L’orchestre, avec ses innombrables cordes, bois et cuivres, ses énormes percussions et ses claviers d’ondes Martenot de chaque côté, plus le choeur au fond de la scène, tout cela constitue un spectacle en soi. Il y a davantage. Au-dessus de la scène, un écran géant mêle paysages et abstractions aux visages très grossis des chanteurs solistes, tous habillés en franciscains (ce sont les « frères » en communauté de saint François), à deux exceptions près : l’Ange, seul personnage féminin de la distribution, porte une robe blanche de mariée (!) et le Lépreux, envoyé par l’Ange et guéri lorsque saint François l’embrasse, est habillé normalement.

Au-dessus de l’écran, des surtitres très clairs permettent de suivre le texte en français et en traduction anglaise et de se rapprocher ainsi d’un sujet plutôt ésotérique. De la plume même de Messiaen, ce texte peut être à la fois d’un mysticisme édifiant et d’une banalité déconcertante. Si on entend là de grandes vérités, par contre il est difficile de classer dans cette catégorie les interminables conversations sur le comportement des oiseaux. Et on ne sait que penser de phrases comme celle-ci : « Loué sois-tu, mon Seigneur, pour soeur Eau. Elle est très utile et humble, précieuse et chaste ! Loué sois-tu, mon Seigneur, pour frère Feu, par qui tu éclaires la nuit ! »

Souvent plus parlée que chantée, la partie vocale est défendue par d’excellents chanteurs dont la diction française, y compris chez les anglophones, est presque parfaite. Le baryton français Marc Barrard, dans le rôle-titre, est très émouvant, le ténor américain Chris Merrit en Lépreux passe miraculeusement de l’affliction à l’allégresse et Aline Kutan a toute la pureté voulue, quoique les gros plans la montrent regardant trop son texte. Jusqu’à Gino Quilico qui a de la classe, comme ceux qui l’entourent.

Bien qu’ayant peu à faire, le choeur chante avec une grande subtilité. Nagano dirige tout ce monde avec calme et efficacité et pousse à ses limites un orchestre où Messiaen mélange gamelan multicolore, effrayants sons des cuivres graves, unissons à la Mantovani, effets faciles, emprunts à ses oeuvres précédentes aussi bien qu’à Berlioz, Bartok, Prokofiev, Poulenc et même Gershwin.

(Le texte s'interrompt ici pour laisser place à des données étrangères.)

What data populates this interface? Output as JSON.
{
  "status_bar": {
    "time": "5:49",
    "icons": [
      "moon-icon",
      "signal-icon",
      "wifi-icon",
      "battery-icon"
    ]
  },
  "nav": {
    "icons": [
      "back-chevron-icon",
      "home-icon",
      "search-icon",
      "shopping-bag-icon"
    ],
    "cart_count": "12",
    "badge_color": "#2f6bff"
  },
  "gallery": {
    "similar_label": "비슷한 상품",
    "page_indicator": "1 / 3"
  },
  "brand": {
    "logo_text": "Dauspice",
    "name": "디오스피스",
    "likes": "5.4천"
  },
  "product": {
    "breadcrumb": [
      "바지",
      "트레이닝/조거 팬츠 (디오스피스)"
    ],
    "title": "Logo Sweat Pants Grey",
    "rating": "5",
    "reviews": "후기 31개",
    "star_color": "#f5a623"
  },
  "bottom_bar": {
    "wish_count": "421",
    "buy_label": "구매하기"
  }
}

Mais cinq heures (y compris deux entractes), cela reste une soirée bien longue. Et la salle bien remplie l’est beaucoup moins quand arrive le dernier acte.

« SAINT FRANÇOIS D’ASSISE », opéra en trois actes (huit tableaux), livret et musique d’Olivier Messiaen (1983). Version concert. Orchestre Symphonique de Montréal et Choeur de l’OSM (dir. Michael Zaugg), Marc Barrard, baryton (Saint François), Aline Kutan, soprano (l’Ange), Laurent Alvaro, baryton (Frère Léon), Chris Merritt, ténor (le Lépreux), Gino Quilico, baryton (Frère Bernard), Benjamin Butterfield, ténor (Frère Massée), Antonio Figueroa, ténor (Frère Élie). Chef d’orchestre : Kent Nagano. Projections : Jean-Baptiste Barrière. Mise en espace : François Racine.